Danıştay Yedinci Dairesinin E:2002/28, K:2005/237 sayılı kararında hukuk devletinde, bir zararın faiz ya da başka bir ad altında ödenecek tazminatla karşılanabilmesi için, açık yasa hükmü aranmasının düşünülemeyeceği, aksine anlayışın Devletin ve ona bağlı idarenin eylem ve işlemlerinden doğan her türlü zararın tazmini için de açık yasa hükmü aranması sonucuna götüreceğine değinilmiştir. Böyle bir anlayışın da Anayasa'nın 125. maddesinin son fıkrasında yer alan, idarenin, kendi eylem ve işlemlerinden doğan zararı ödemekle yükümlü olduğu yolundaki amir hüküm ile bağdaştırılamayacağı belirtilmiştir.

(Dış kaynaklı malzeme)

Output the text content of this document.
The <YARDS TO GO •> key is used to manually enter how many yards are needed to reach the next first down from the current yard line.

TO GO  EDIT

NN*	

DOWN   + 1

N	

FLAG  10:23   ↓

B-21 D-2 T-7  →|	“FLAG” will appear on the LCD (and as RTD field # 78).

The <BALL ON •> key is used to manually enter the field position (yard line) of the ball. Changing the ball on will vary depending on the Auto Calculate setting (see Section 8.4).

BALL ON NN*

Kararda, Vergi Usul Kanunu'nun 112. maddesinin (3) numaralı fıkrasında, Devletin, ikmalen, re'sen ve idarece yapılan tarhiyatlara konu vergileri normal vade tarihinde tahsil edememiş olması sebebiyle uğradığı zararın gecikme faizi adı altında ödenmesinin öngörüldüğü belirtildikten sonra Anayasa'da öngörülen eşitlik ve adalet ilkelerinin gereği olarak hukuka aykırı olarak yapılan vergi tahsilatlarında da mükelleflere ödenecek maddi tazminat miktarının, davadaki istem de gözetilerek tahsil edilen verginin Devlet Hazinesinde kaldığı süre için gecikme faizi oranına göre hesaplanacak miktar kadar olması gerektiği vurgulanmıştır.

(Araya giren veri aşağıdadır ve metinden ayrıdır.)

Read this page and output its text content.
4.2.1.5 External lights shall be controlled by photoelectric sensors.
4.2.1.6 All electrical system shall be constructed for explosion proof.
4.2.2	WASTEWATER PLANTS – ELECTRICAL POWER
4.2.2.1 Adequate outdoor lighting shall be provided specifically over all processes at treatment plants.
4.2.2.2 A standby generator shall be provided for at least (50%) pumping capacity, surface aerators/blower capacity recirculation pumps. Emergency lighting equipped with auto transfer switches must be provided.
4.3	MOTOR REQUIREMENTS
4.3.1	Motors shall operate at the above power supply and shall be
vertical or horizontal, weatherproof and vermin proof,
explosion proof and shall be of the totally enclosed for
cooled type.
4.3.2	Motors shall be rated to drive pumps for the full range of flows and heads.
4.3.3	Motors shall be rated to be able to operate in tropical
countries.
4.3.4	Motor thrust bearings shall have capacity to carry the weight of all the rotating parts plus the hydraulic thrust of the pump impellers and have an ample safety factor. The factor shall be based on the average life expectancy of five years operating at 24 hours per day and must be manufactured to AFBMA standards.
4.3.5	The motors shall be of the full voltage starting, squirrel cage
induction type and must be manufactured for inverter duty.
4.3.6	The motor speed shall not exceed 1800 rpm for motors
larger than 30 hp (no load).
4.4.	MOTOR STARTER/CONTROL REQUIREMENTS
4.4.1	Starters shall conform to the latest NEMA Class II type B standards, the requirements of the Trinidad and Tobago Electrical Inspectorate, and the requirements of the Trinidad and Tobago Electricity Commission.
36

Bu nedenle davacının talep ettiği "yasal faiz"in, bugün için 213 sayılı Kanun'un 112. maddesinin (3) numaralı fıkrasında düzenlenen "gecikme zammı oranında faiz" olduğu sonucuna varılmıştır.
Vergi Dava Dairesi, ilk kararında yer alan hukuksal nedenler ve gerekçeye ek olarak bu gerekçeyle ısrar etmiştir.

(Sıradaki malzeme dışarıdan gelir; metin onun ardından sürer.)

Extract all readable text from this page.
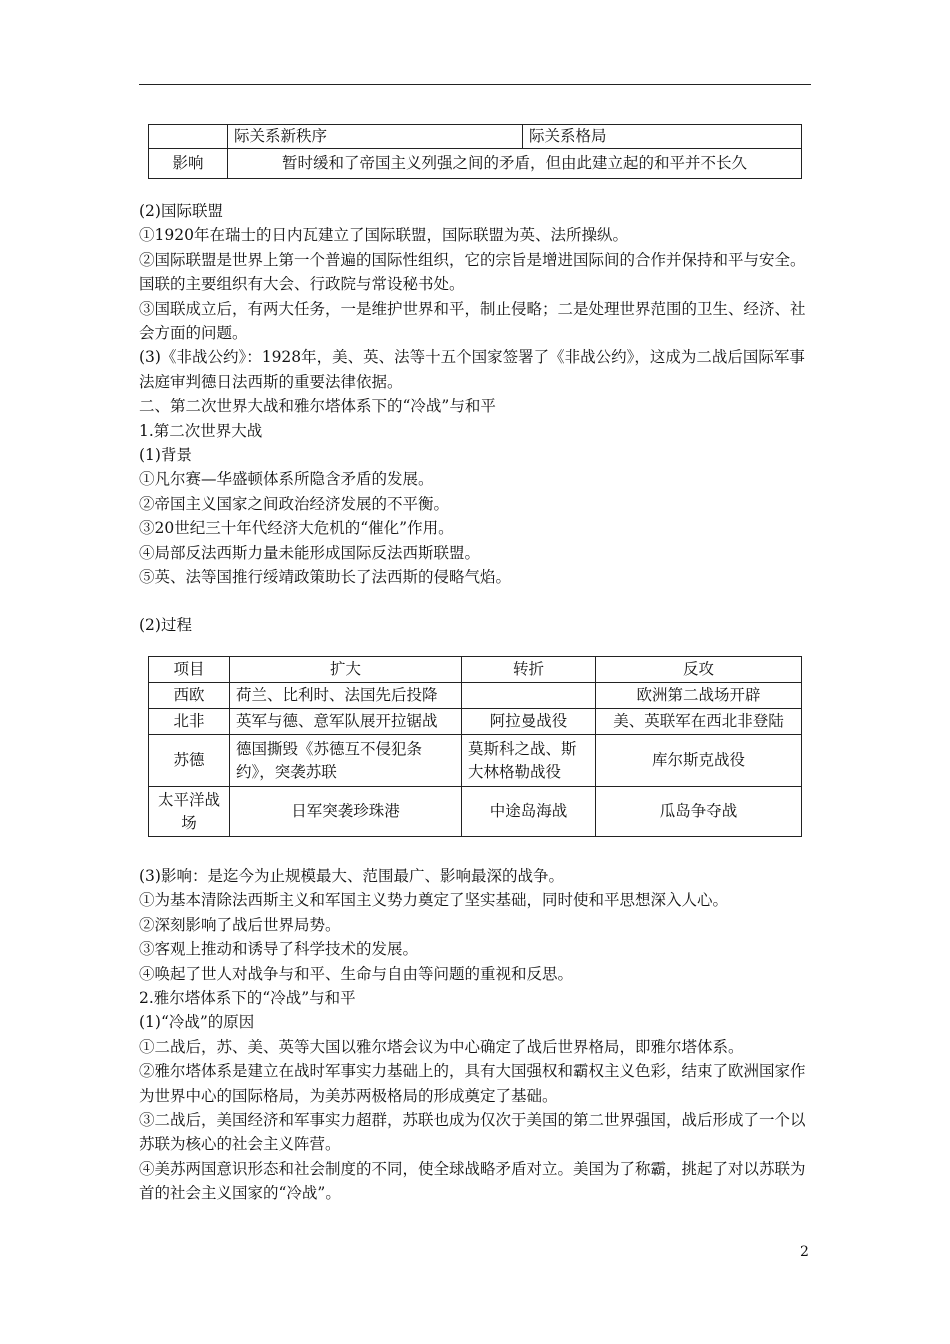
	际关系新秩序	际关系格局
影响	暂时缓和了帝国主义列强之间的矛盾，但由此建立起的和平并不长久	

(2)国际联盟

①1920年在瑞士的日内瓦建立了国际联盟，国际联盟为英、法所操纵。

②国际联盟是世界上第一个普遍的国际性组织，它的宗旨是增进国际间的合作并保持和平与安全。国联的主要组织有大会、行政院与常设秘书处。

③国联成立后，有两大任务，一是维护世界和平，制止侵略；二是处理世界范围的卫生、经济、社会方面的问题。

(3)《非战公约》：1928年，美、英、法等十五个国家签署了《非战公约》，这成为二战后国际军事法庭审判德日法西斯的重要法律依据。

二、第二次世界大战和雅尔塔体系下的“冷战”与和平

1.第二次世界大战

(1)背景

①凡尔赛—华盛顿体系所隐含矛盾的发展。

②帝国主义国家之间政治经济发展的不平衡。

③20世纪三十年代经济大危机的“催化”作用。

④局部反法西斯力量未能形成国际反法西斯联盟。

⑤英、法等国推行绥靖政策助长了法西斯的侵略气焰。

(2)过程

项目	扩大	转折	反攻
西欧	荷兰、比利时、法国先后投降		欧洲第二战场开辟
北非	英军与德、意军队展开拉锯战	阿拉曼战役	美、英联军在西北非登陆
苏德	德国撕毁《苏德互不侵犯条约》，突袭苏联	莫斯科之战、斯大林格勒战役	库尔斯克战役
太平洋战场	日军突袭珍珠港	中途岛海战	瓜岛争夺战

(3)影响：是迄今为止规模最大、范围最广、影响最深的战争。

①为基本清除法西斯主义和军国主义势力奠定了坚实基础，同时使和平思想深入人心。

②深刻影响了战后世界局势。

③客观上推动和诱导了科学技术的发展。

④唤起了世人对战争与和平、生命与自由等问题的重视和反思。

2.雅尔塔体系下的“冷战”与和平

(1)“冷战”的原因

①二战后，苏、美、英等大国以雅尔塔会议为中心确定了战后世界格局，即雅尔塔体系。

②雅尔塔体系是建立在战时军事实力基础上的，具有大国强权和霸权主义色彩，结束了欧洲国家作为世界中心的国际格局，为美苏两极格局的形成奠定了基础。

③二战后，美国经济和军事实力超群，苏联也成为仅次于美国的第二世界强国，战后形成了一个以苏联为核心的社会主义阵营。

④美苏两国意识形态和社会制度的不同，使全球战略矛盾对立。美国为了称霸，挑起了对以苏联为首的社会主义国家的“冷战”。

2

TEMYİZ EDENİN İDDİALARI: İadesi talep edilen tutar yönünden idare ile davacı arasındaki ilişki, iadenin yargı kararıyla hüküm altına alınması sebebiyle yönetilen-idare ilişkisi olmaktan çıkarak bir borç ilişkisine dönüştüğünden ödenecek faizin 3095 sayılı Kanun hükümlerine göre belirlenmesi gerektiği belirtilerek ısrar kararının bozulması gerektiği ileri sürülmektedir.
KARŞI TARAFIN SAVUNMASI: Cevap verilmemiştir.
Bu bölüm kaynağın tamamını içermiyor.